En 1730, François III, duc de Lorraine et de Bar, héritier de Léopold Ier et d’Élisabeth Charlotte d’Orléans, établit un règlement depuis Lunéville qu’il fait parvenir au sieur Schwanauer. Mentionnons que ce dernier était auparavant maître du Haras chez l’oncle de François III, Archevêque de Trèves, décédé en 1715.

Il faut préciser que le sieur Schwanauer, aussi appelé le régisseur, même s’il assure une présence constante et constructive sur le site, a de gros problèmes avec les habitants de Sarralbe et des environs vis-à-vis desquels le domaine du Haras est en concurrence permanente, ce qui engendre des tensions, voire des procès et des arrêts.

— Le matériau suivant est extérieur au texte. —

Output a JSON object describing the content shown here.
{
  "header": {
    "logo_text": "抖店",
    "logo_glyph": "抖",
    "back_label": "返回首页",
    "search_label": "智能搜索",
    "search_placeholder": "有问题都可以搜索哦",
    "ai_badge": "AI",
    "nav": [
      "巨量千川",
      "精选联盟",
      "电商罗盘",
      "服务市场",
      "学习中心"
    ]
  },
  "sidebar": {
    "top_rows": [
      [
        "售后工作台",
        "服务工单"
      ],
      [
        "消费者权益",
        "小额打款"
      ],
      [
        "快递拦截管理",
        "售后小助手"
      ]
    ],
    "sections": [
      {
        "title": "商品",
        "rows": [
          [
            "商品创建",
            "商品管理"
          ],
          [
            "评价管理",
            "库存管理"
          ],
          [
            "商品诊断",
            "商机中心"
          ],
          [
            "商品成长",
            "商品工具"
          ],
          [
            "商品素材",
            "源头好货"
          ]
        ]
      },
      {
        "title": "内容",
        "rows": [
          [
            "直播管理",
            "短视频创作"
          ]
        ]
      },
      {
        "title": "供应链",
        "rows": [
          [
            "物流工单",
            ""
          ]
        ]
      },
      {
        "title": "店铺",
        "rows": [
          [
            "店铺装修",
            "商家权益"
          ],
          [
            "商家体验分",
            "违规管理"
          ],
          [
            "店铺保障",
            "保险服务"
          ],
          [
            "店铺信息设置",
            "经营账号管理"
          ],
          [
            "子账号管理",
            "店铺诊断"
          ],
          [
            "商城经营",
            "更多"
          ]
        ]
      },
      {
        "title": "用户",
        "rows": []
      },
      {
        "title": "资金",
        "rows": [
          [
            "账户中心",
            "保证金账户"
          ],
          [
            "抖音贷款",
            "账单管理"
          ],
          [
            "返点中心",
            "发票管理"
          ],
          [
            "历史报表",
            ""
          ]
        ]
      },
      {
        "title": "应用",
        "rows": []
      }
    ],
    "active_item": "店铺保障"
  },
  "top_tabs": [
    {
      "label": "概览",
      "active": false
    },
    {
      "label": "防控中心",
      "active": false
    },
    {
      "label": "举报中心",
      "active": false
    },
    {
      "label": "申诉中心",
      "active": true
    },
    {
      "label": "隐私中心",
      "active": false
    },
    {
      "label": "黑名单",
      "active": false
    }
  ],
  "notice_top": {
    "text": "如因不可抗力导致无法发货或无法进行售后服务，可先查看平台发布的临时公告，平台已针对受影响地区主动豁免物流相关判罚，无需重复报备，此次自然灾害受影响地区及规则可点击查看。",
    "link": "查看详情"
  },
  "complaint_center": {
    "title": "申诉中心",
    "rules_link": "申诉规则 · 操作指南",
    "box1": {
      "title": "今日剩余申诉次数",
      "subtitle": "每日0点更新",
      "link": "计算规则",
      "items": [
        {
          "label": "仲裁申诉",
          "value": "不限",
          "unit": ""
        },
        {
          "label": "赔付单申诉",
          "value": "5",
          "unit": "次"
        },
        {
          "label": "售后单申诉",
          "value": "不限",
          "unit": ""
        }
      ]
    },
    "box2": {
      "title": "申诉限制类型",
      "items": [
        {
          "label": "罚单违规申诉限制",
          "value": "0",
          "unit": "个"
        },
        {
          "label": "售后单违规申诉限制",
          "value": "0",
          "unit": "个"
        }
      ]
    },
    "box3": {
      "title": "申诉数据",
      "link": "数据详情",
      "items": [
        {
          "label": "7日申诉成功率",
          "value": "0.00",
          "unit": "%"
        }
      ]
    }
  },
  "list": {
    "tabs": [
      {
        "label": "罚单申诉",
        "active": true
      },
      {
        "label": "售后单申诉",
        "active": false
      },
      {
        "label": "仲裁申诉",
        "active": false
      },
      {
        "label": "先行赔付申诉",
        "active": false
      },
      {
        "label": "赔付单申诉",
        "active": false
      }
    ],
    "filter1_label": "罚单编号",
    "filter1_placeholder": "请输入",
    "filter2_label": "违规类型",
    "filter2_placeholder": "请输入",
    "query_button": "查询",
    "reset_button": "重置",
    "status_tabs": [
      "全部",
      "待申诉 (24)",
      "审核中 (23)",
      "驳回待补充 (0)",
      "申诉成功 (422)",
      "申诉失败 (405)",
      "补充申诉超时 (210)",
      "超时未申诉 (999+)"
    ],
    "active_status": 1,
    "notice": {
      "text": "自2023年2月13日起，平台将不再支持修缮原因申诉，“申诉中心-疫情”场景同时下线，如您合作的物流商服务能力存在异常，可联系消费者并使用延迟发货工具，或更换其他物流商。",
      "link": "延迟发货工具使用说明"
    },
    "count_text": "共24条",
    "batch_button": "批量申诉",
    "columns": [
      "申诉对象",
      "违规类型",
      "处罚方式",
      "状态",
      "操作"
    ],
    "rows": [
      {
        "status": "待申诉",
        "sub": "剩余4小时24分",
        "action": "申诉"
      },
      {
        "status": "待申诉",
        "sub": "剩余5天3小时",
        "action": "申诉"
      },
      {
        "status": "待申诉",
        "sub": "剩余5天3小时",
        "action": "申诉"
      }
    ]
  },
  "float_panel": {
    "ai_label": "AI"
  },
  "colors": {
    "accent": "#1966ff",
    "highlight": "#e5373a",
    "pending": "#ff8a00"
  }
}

(La Moisson de Pieter Brueghel l’Ancien (vers 1525-1569) –
peinture datée de 1565

source Wikipédia)

Le règlement de François III, représentant Son Altesse Royale, indique tout d’abord que sieur Wolff Stéphan, un des Maîtres d’Hôtel (terme du XVIIIème siècle), soit chargé de l’inspection générale de tout ce qui peut se rapporter à l’économie du Haras. Comme cette charge ne lui permet pas de faire sa demeure ordinaire au Haras, il y fera de temps à autre des voyages dès que les intérêts de Son Altesse Royale le demandent.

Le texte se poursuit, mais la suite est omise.